A few weeks ago I read a couple of articles on Prescott's longer pipeline. I seem to recall that other features of Prescott made up for the increase in stages. Thought I saved the articles to the HD but cannot find them now.

One basic point - perhaps you or others could clarify: Marketing hype can feature a fast new CPU, AMD or P4, but usually will not mention the motherboard. Putting a fast expensive CPU on a cheap MB with an inferiour chipset will cause the CPU to underperform - is this correct?

Pete O\'Neil
28-07-2004, 11:55 AM
Yes chipset do make a big difference when it come to the preformance of a CPU. Quite often a chipset will be designed to work with a particular core, this doesnt mean it wont work with others cores it just wont offer the best preformance possiable. This is the main reason why in Bk T other post i reckonmended changing the motherboard.

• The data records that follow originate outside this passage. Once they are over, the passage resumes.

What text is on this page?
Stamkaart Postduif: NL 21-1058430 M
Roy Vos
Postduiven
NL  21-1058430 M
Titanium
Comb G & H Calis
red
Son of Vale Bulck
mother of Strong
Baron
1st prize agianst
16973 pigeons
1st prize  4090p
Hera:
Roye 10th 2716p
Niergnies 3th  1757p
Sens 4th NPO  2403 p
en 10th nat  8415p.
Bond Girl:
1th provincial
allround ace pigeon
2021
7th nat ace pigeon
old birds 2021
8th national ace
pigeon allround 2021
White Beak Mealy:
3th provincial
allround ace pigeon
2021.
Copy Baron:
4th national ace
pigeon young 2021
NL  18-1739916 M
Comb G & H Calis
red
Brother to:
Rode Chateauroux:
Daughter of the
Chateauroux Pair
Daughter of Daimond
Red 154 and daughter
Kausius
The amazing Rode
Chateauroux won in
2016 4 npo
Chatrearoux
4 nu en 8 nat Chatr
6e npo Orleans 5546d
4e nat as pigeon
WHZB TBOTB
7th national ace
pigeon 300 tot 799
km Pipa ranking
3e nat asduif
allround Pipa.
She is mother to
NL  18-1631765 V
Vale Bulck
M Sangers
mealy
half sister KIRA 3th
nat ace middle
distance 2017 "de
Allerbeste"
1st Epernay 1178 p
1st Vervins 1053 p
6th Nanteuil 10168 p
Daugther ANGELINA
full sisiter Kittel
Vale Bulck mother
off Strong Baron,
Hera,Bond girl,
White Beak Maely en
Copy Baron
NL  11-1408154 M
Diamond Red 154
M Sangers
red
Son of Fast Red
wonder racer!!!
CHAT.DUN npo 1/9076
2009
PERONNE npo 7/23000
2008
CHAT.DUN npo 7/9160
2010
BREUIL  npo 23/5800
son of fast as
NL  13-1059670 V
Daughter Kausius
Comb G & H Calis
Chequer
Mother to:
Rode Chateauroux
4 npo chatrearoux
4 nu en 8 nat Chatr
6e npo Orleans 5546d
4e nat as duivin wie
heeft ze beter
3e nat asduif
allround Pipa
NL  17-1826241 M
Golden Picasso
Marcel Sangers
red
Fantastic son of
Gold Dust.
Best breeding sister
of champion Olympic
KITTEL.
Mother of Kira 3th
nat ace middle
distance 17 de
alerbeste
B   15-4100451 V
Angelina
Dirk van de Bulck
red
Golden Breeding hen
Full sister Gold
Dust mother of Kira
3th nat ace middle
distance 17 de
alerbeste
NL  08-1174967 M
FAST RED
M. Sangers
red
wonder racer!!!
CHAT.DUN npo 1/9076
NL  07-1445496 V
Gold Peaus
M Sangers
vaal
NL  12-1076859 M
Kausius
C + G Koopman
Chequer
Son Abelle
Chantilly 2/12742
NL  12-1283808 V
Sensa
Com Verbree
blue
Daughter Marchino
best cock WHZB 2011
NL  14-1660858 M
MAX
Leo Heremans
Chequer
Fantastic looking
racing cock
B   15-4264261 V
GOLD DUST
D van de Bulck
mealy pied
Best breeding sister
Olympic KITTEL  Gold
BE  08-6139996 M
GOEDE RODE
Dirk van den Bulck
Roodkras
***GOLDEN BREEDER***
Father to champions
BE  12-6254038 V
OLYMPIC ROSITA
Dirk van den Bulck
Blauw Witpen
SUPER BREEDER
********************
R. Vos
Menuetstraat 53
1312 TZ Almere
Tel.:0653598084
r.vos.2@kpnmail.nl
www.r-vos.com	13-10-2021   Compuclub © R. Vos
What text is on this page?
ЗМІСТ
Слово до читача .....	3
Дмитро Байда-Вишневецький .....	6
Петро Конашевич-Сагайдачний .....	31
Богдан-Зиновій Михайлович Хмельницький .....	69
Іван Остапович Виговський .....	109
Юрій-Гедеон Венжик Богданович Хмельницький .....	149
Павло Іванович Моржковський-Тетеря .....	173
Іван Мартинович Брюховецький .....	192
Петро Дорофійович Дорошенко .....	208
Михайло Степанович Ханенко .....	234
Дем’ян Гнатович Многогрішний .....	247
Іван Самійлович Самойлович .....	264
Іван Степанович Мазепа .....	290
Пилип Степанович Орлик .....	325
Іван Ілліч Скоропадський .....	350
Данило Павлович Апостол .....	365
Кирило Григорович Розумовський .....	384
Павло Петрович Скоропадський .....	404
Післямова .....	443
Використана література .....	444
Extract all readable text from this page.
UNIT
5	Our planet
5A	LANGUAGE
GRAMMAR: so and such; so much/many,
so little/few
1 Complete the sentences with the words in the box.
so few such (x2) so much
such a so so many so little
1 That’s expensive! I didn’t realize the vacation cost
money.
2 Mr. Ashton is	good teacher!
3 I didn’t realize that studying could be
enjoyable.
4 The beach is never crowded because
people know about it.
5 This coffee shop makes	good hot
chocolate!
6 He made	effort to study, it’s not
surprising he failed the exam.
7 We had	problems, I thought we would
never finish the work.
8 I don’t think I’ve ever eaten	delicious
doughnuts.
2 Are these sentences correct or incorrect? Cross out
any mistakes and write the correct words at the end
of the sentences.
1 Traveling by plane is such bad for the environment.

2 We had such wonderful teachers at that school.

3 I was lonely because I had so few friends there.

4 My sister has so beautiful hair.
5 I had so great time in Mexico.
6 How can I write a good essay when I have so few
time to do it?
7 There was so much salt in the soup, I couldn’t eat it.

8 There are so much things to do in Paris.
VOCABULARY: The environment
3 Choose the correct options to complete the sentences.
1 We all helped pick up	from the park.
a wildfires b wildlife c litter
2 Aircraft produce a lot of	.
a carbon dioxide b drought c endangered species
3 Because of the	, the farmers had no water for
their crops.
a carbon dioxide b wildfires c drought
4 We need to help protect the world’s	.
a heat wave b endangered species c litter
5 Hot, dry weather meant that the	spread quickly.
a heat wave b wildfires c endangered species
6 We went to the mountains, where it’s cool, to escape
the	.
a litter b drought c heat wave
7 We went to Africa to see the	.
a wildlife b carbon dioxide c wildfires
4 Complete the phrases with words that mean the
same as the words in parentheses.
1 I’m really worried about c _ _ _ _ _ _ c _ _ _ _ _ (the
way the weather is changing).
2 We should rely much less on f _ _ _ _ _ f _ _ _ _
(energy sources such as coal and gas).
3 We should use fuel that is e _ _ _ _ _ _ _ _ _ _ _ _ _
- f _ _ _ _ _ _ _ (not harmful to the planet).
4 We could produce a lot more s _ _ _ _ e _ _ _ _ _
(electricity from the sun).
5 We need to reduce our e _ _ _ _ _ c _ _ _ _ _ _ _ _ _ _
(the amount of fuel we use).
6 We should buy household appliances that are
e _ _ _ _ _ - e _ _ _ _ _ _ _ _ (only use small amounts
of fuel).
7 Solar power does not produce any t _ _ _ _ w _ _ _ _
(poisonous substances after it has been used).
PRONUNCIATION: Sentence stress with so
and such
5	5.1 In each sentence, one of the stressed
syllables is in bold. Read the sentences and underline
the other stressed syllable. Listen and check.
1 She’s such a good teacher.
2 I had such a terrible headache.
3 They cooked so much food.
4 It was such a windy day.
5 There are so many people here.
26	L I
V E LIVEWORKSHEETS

For example to get the best preformance from a Northwood based Pentium 4 processor its best to use a motherboard that uses Intel's 865 or 875 chipsets. The main benefit these chipsets have over the 848 is that the both support Dual Channel RAM. At 800MHz the P4 requires 6.4Gb/s exactly the same amount of bandwidth dual channel DDR provides, using single channel only 3.2GB/s is avaliable causing a bottleneck and limiting the CPU's preformance. With the Pentium 4 the use of Dual channel can offer around a 10-20% preformance increase depending on application.

As i said in an earlier post it is rumored that Intel brought foward the release date of Prescott due to the success of AMD64. Intel initially planned to only release prescott on socket 775 with its new 9XX chipsets and DDR2. It has been shown that the socket 775 variant of Prescott preforms aswell if not better than socket 478 varient of Northwood.

But as well all know Prescott was originally released in a socket 478 format, this meant that Prescott was forced used with 8XX chipset that were originally designed for use with Northwood. So when comparing a Prescott and Northwood both using the socket 478 format at the same clock speed the Northwood is the winner purely because of its shorter pipeline. Intel did make enhancements in other areas of Prescotts design to compensate for the longer pipeline but these were unable to make up for the fact that prescott was forced to run on a platform it wasnt designed for. Intel increased the Lvl2 cache and improved hyperthreading preformance but neither of these were able to compensate for a longer pipeline and a chipset designed for an older core. If your a regular reading of news on the internet you may remember there was a lot of problems with motherboards not being Prescott compatiable, this just further reinforces the case for Prescott being released early.

Now there is actually one way to get a prescott to run faster than a Northwood with socket 478. ATi recently got into the motherboard chipset market, offering chipset for Intel very similar to the way nvidia offers chipsets for AMD. Now ATi's first chipset was utter cr@p lacking features and preformance, much like the original nForce :). But about 1 month ago they released RS350 which is tweaked to offer best preformance with a Prescott based P4. Using this chipset a socket 478 Prescott outpreforms a Northwood socket 478(using the 875 chipset) at the same speed.

At the end of the day if your building a system based on socket 478 then use a Northwood P4 with a 865/875 chipset. This is one of the reasons alot of PC enthusiast reckonmend choosing your motherboard and ram before you choose your CPU. That doesnt mean you dont choose P4 it just means you choose your clockspeed and core after youve found you motherboard and ram.